I notice two things that run through your steps. The first it is brought up again and again that the method (tool) used to implement consciousness does not inherently matter, but I believe it does. The book is not conscience because it can take no action (it is inert). The computer may be conscience because it can take action. I believe the ability to take action is at least one requirement for being conscience. The second is that the steps accept input from an external source. Is a remotely controlled robot conscience? Is there a difference between the "lookup table" and a remote pilot to a robot? I doubt people would see a remotely controlled robot as conscience, rather they would look to the controller.

The flaws come in part from a poorly defined term "conscience". First, let me offer that I believe you mean consciousness. Consciousness is the state or quality of awareness, or, of being aware of an external object or something within oneself. We sometimes say being self-aware. Implied in the definition is that this awareness is a self-contained action. It does not come by virtue of a look-up table or any external other input. I am not saying that it is not learned, just that if learned, it does not require input to be maintained. Assuming that you accept that definition then step three is not valid because the system is not self-contained.

Finally, all of the above steps assume a computational model for consciousness. That is to say that consciousness can be mapped into specific steps and choices based on inputs. You have not demonstrated that this is true. The requirements for the tool to implement consciousness depend on the answer to this question. So steps 1,2,4 and 5 are ambiguous.

It follows from (1), (4) : it only matters the existence of the lookup table itself, not the specific implementation. The machine is arbitrary, it can be the book itself where the look up table is printed.

A book is not a machine.

You are imagining that the book contains, essentially, a giant state machine diagram. You are then asserting that any implementation of the state machine could fill the role of the machine.
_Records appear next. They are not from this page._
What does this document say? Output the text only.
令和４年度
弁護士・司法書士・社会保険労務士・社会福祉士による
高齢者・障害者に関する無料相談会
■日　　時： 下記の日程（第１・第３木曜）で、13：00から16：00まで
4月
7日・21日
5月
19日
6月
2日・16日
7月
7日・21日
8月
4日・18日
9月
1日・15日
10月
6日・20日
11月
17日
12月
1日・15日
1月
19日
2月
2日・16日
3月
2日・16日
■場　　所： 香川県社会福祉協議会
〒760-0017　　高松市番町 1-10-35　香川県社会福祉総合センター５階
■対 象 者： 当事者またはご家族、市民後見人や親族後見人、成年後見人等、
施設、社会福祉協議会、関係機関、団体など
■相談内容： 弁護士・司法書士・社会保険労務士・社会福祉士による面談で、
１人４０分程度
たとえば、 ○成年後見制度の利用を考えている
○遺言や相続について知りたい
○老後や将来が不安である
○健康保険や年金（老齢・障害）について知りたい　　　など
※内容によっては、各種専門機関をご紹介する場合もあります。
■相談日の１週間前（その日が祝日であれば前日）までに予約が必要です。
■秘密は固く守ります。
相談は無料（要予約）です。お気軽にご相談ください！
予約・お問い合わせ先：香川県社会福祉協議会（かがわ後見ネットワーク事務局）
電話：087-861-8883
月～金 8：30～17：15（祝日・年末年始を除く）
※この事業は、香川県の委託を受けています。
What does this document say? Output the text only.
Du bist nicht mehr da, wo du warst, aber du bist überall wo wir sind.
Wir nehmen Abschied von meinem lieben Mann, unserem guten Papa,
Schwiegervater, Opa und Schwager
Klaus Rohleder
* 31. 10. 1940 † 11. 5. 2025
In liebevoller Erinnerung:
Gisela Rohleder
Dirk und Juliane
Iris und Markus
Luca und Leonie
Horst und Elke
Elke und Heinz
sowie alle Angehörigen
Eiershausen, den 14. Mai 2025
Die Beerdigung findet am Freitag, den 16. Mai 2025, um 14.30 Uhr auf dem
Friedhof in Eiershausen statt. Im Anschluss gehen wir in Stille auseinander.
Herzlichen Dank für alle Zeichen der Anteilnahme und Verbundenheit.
I am willing to allow this assumption for the sake of argument. But it all goes off the rails when you assert that the book itself is an implementation of the state machine. A state machine has multiple components:

1. The diagram or lookup table itself.
2. The current state.
3. Some input data which the machine is currently processing.

The book has (1), but it is missing the rest. So it is not an implementation of the state machine, and the rest of the argument fails.

(I should also note that, in practice, we usually use the more complex Turing machine model to describe computation in the most general sense. However, a true Turing machine is infinite, and when you constrain it to be finite, it is effectively reduced to a very elaborate state machine, so this is not wrong by itself.)